The governor had pushed a two-tiered referendum process that could have led to the return of the Confederate battle emblem, a prominent feature of the Georgia flag from 1956 until 2001, when it was greatly reduced in a redesign championed by then-Gov. Roy Barnes.

The backlash against Barnes contributed to Perdue's surprise victory last fall, which made him Georgia's first Republican governor since Reconstruction.

The bill would adopt a new flag design, a modified version of the flag that flew before 1956, which bears a resemblance to the Confederate national flag, or "Stars and Bars." In a referendum in March, voters would choose between the new design and Barnes' flag, which some critics have compared to a place mat.

Although the new design is based on a Confederate flag, it does not incorporate the more familiar blue "X" on a red field with white stars on the "X." That emblem -- adopted as a feature of the state flag in an era when the battle over desegregation was raging in the South -- has been used by white supremacist and racist groups.

Perdue had endorsed a proposal that would have adopted a new design, also without the "X," and put it to a vote in March. But if that flag were defeated, voters would have been asked in a second referendum in July to choose between the flag with the prominent Confederate battle emblem and the pre-1956 flag.

The possibility that the Confederate battle emblem could be put to a statewide vote angered many black lawmakers and alarmed some state business leaders, who feared it could harm Georgia's image and lead to economic boycotts. Amid the heated rhetoric in the Legislature, state Sen. Mary Squires, a white Democrat from suburban Atlanta, accused Perdue of being a racist.

Friday's successful effort to strip the second referendum out of the bill was a victory for black lawmakers, who failed in a similar effort when the flag bill came through the Democrat-controlled House earlier in the session. They got a second chance to alter the bill when the Senate made changes in the measure, forcing a return trip through the House.

After the House stripped out the second referendum Friday evening, the GOP-controlled Senate went along with the change, which is likely to anger Confederate heritage groups that have lobbied for a vote that includes the battle emblem as an option.

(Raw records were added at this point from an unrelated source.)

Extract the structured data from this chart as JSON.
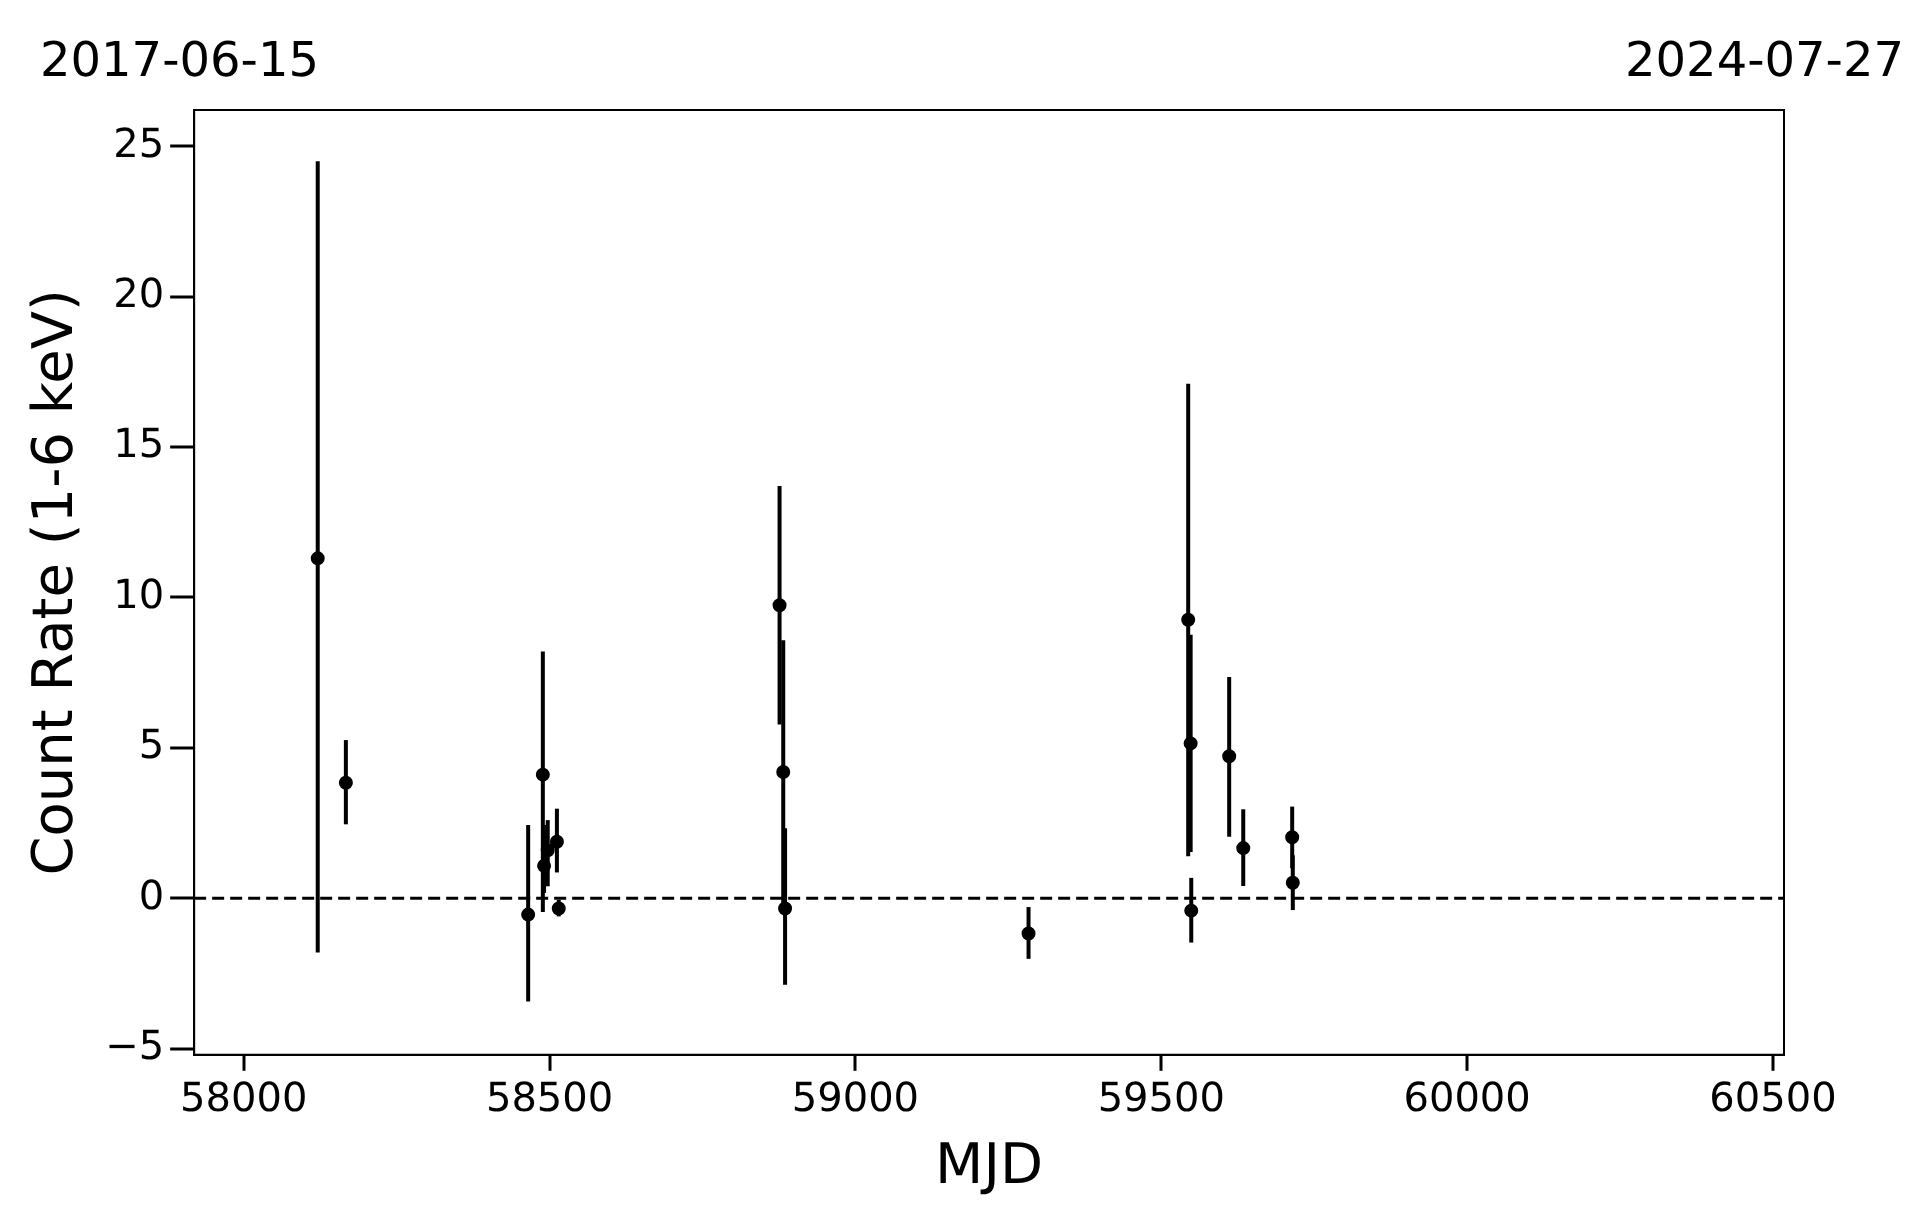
{
  "chart_data": {
    "type": "scatter",
    "xlabel": "MJD",
    "ylabel": "Count Rate (1-6 keV)",
    "x": [
      58121,
      58167,
      58465,
      58489,
      58491,
      58497,
      58512,
      58515,
      58876,
      58882,
      58885,
      59283,
      59544,
      59548,
      59549,
      59611,
      59634,
      59714,
      59715
    ],
    "series": [
      {
        "color": "#000000",
        "values": [
          11.3,
          3.84,
          -0.54,
          4.11,
          1.08,
          1.6,
          1.88,
          -0.34,
          9.74,
          4.2,
          -0.34,
          -1.17,
          9.26,
          5.15,
          -0.41,
          4.72,
          1.67,
          2.03,
          0.52
        ],
        "errors": [
          [
            -1.8,
            24.5
          ],
          [
            2.46,
            5.26
          ],
          [
            -3.43,
            2.44
          ],
          [
            -0.45,
            8.2
          ],
          [
            0.18,
            2.44
          ],
          [
            0.4,
            2.6
          ],
          [
            0.86,
            2.98
          ],
          [
            -0.6,
            -0.05
          ],
          [
            5.78,
            13.7
          ],
          [
            -0.18,
            8.58
          ],
          [
            -2.87,
            2.33
          ],
          [
            -2.01,
            -0.29
          ],
          [
            1.4,
            17.1
          ],
          [
            1.54,
            8.76
          ],
          [
            -1.47,
            0.68
          ],
          [
            2.05,
            7.36
          ],
          [
            0.41,
            2.96
          ],
          [
            1.0,
            3.05
          ],
          [
            -0.39,
            1.43
          ]
        ]
      }
    ],
    "xlim": [
      57919,
      60518
    ],
    "xticks": [
      58000,
      58500,
      59000,
      59500,
      60000,
      60500
    ],
    "annotations": [
      "2017-06-15",
      "2024-07-27"
    ],
    "ylim": [
      -5.2,
      26.2
    ],
    "yticks": [
      {
        "value": -5,
        "label": "−5"
      },
      0,
      5,
      10,
      15,
      20,
      25
    ],
    "ref_lines": [
      {
        "axis": "y",
        "value": 0,
        "line_style": "dashed",
        "color": "#000000"
      }
    ],
    "marker": "circle",
    "grid": false,
    "legend": false
  }
}
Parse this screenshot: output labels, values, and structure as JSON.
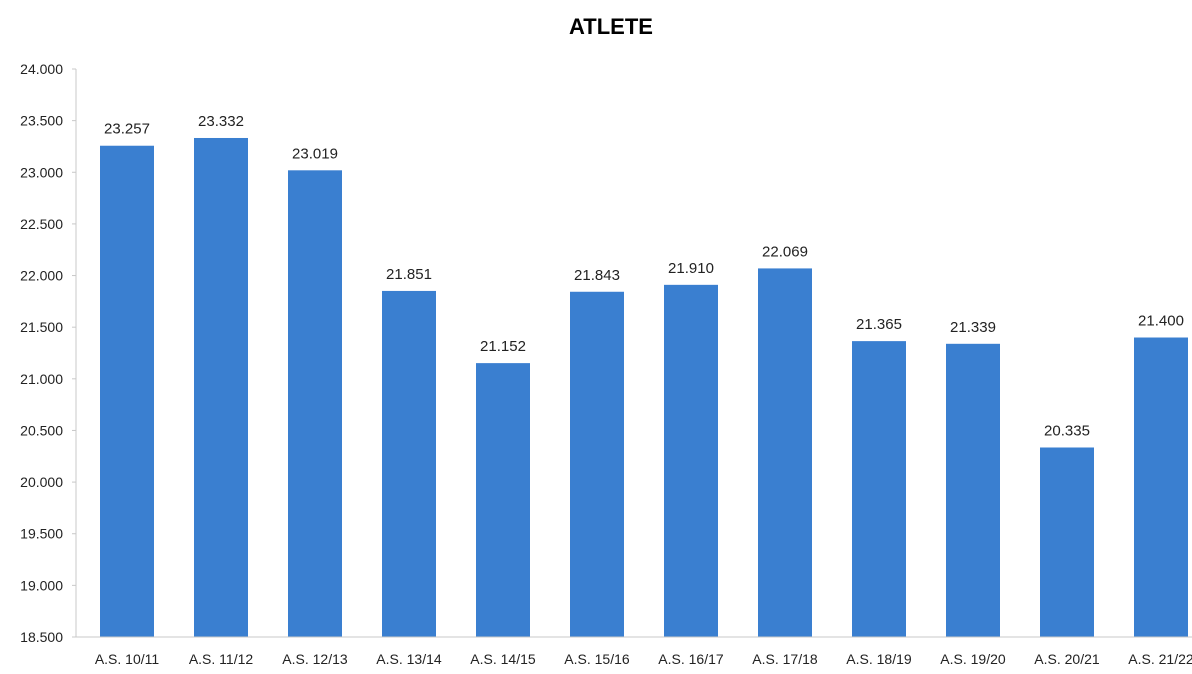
{
  "chart_data": {
    "type": "bar",
    "title": "ATLETE",
    "xlabel": "",
    "ylabel": "",
    "categories": [
      "A.S. 10/11",
      "A.S. 11/12",
      "A.S. 12/13",
      "A.S. 13/14",
      "A.S. 14/15",
      "A.S. 15/16",
      "A.S. 16/17",
      "A.S. 17/18",
      "A.S. 18/19",
      "A.S. 19/20",
      "A.S. 20/21",
      "A.S. 21/22"
    ],
    "values": [
      23257,
      23332,
      23019,
      21851,
      21152,
      21843,
      21910,
      22069,
      21365,
      21339,
      20335,
      21400
    ],
    "value_labels": [
      "23.257",
      "23.332",
      "23.019",
      "21.851",
      "21.152",
      "21.843",
      "21.910",
      "22.069",
      "21.365",
      "21.339",
      "20.335",
      "21.400"
    ],
    "ylim": [
      18500,
      24000
    ],
    "y_ticks": [
      18500,
      19000,
      19500,
      20000,
      20500,
      21000,
      21500,
      22000,
      22500,
      23000,
      23500,
      24000
    ],
    "y_tick_labels": [
      "18.500",
      "19.000",
      "19.500",
      "20.000",
      "20.500",
      "21.000",
      "21.500",
      "22.000",
      "22.500",
      "23.000",
      "23.500",
      "24.000"
    ],
    "grid": false,
    "legend": "none",
    "bar_color": "#3a7fd0"
  }
}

Black legislators have been trying to remove Confederate imagery from the state flag for more than a dozen years. The effort gained steam in 1993, when then-Gov. Zell Miller, now a U.S. senator, pushed the Legislature to remove the Confederate battle emblem. Lawmakers rejected the idea, and Miller nearly lost his re-election bid the next year for having proposed the change.

When he pushed a new flag design through the Legislature in 2001, Barnes, too, drew the ire of Confederate heritage groups, as well as other Georgians who thought the matter ought to be put to a statewide vote. Those voters came out strongly for Perdue in the election last year.